Harvey operates as an AI platform designed for legal professionals, automating contract review and legal research tasks. Applied Intuition builds simulation and infrastructure software for autonomous vehicles. Harmonic, founded by Robinhood co-founder Vlad Tenev, represents another AI investment in the portfolio.
The $1 billion early-stage fund (KP22) targets AI startups at the seed and Series A level, where initial check sizes typically range from $1 million to $25 million. The $2.5 billion growth fund focuses on Series B and later rounds where check sizes typically range from $50 million to several hundred million dollars, reflecting the capital intensity of scaling AI infrastructure.
Who’s Affected
AI founders benefit from additional available capital at both early and growth stages. The growth fund in particular addresses a funding gap where promising AI companies need large rounds to compete with well-capitalized rivals backed by firms like Andreessen Horowitz and Sequoia Capital.

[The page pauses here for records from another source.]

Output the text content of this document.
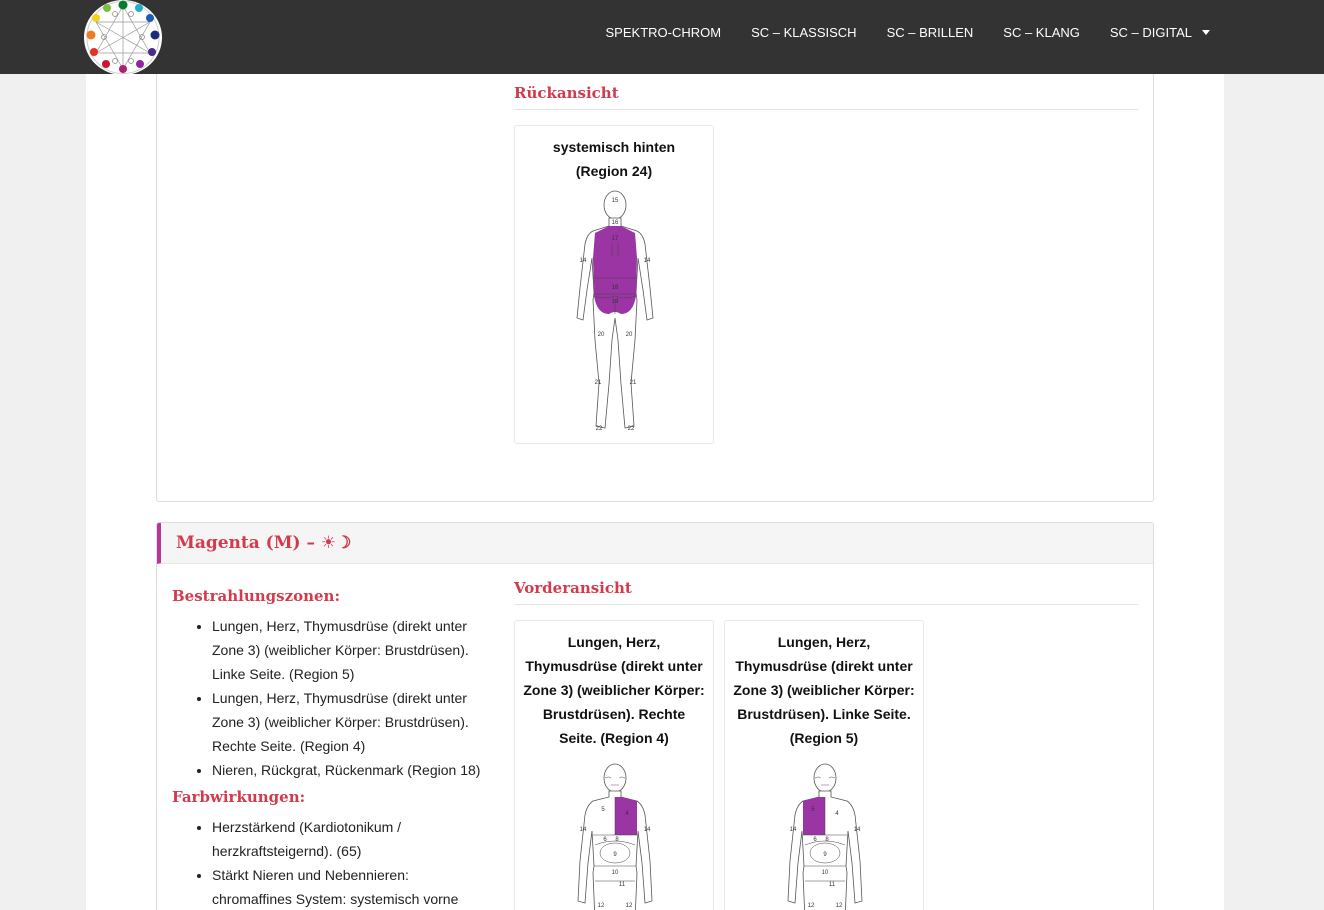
SPEKTRO-CHROM SC – KLASSISCH SC – BRILLEN SC – KLANG SC – DIGITAL
Rückansicht
systemisch hinten (Region 24)
15
16
17
14	14
18
19
20	20
21	21
22	22
Magenta (M) – ☀☽
Bestrahlungszonen:
• Lungen, Herz, Thymusdrüse (direkt unter Zone 3) (weiblicher Körper: Brustdrüsen). Linke Seite. (Region 5)
• Lungen, Herz, Thymusdrüse (direkt unter Zone 3) (weiblicher Körper: Brustdrüsen). Rechte Seite. (Region 4)
• Nieren, Rückgrat, Rückenmark (Region 18)
Farbwirkungen:
• Herzstärkend (Kardiotonikum / herzkraftsteigernd). (65)
• Stärkt Nieren und Nebennieren: chromaffines System: systemisch vorne
Vorderansicht
Lungen, Herz, Thymusdrüse (direkt unter Zone 3) (weiblicher Körper: Brustdrüsen). Rechte Seite. (Region 4)
5
4
14	14
6 8
9
10
11
12	12
Lungen, Herz, Thymusdrüse (direkt unter Zone 3) (weiblicher Körper: Brustdrüsen). Linke Seite. (Region 5)
5
4
14	14
6 8
9
10
11
12	12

Other venture firms face increased competition for deals. With $3.5 billion in fresh capital, Kleiner Perkins can move quickly on term sheets and participate in rounds that smaller funds cannot access. The firm’s brand recognition and portfolio network also give it a competitive advantage in deal sourcing.

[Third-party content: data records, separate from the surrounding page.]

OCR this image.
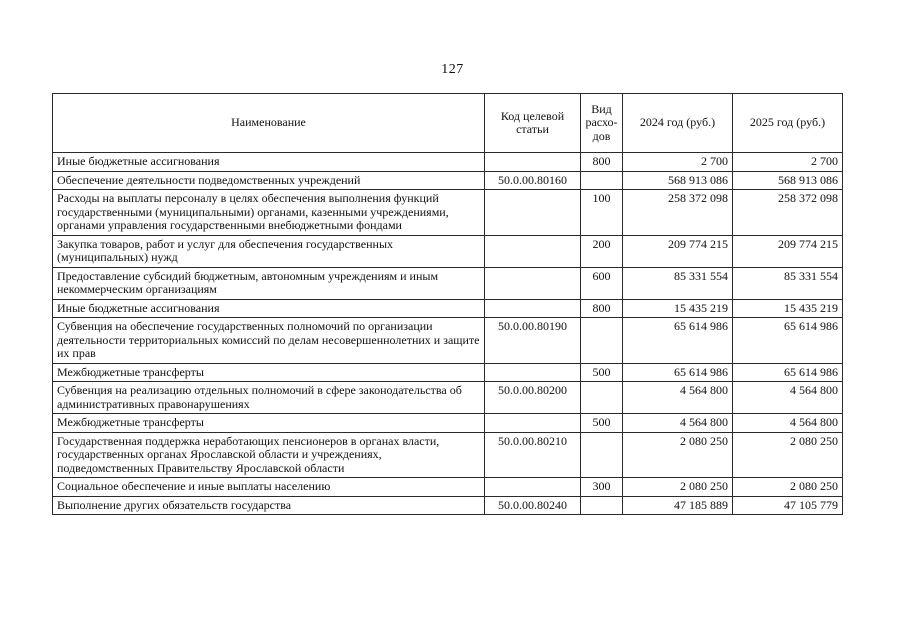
127
Наименование	Код целевой статьи	Вид расхо-дов	2024 год (руб.)	2025 год (руб.)
Иные бюджетные ассигнования		800	2 700	2 700
Обеспечение деятельности подведомственных учреждений	50.0.00.80160		568 913 086	568 913 086
Расходы на выплаты персоналу в целях обеспечения выполнения функций государственными (муниципальными) органами, казенными учреждениями, органами управления государственными внебюджетными фондами		100	258 372 098	258 372 098
Закупка товаров, работ и услуг для обеспечения государственных (муниципальных) нужд		200	209 774 215	209 774 215
Предоставление субсидий бюджетным, автономным учреждениям и иным некоммерческим организациям		600	85 331 554	85 331 554
Иные бюджетные ассигнования		800	15 435 219	15 435 219
Субвенция на обеспечение государственных полномочий по организации деятельности территориальных комиссий по делам несовершеннолетних и защите их прав	50.0.00.80190		65 614 986	65 614 986
Межбюджетные трансферты		500	65 614 986	65 614 986
Субвенция на реализацию отдельных полномочий в сфере законодательства об административных правонарушениях	50.0.00.80200		4 564 800	4 564 800
Межбюджетные трансферты		500	4 564 800	4 564 800
Государственная поддержка неработающих пенсионеров в органах власти, государственных органах Ярославской области и учреждениях, подведомственных Правительству Ярославской области	50.0.00.80210		2 080 250	2 080 250
Социальное обеспечение и иные выплаты населению		300	2 080 250	2 080 250
Выполнение других обязательств государства	50.0.00.80240		47 185 889	47 105 779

Limited partners, including pension funds, endowments, and sovereign wealth funds, are making a concentrated bet that AI investments will continue to generate outsized returns. The $13 billion returned under current leadership supports that thesis, but past performance does not guarantee future results in a market where AI valuations have risen sharply across the board.
What’s Next
Kleiner Perkins has now raised over $6 billion across multiple funds during the Hamid-Fushman era. The firm’s ability to deploy the $2.5 billion growth fund will depend on whether AI companies continue to command premium valuations and whether the current wave of AI enterprise adoption sustains its pace. If the AI market corrects, large growth-stage commitments carry concentration risk that smaller, diversified funds avoid. Anthropic’s expected IPO in 2026 will serve as a significant test case for whether the firm’s largest AI bets deliver returns at scale.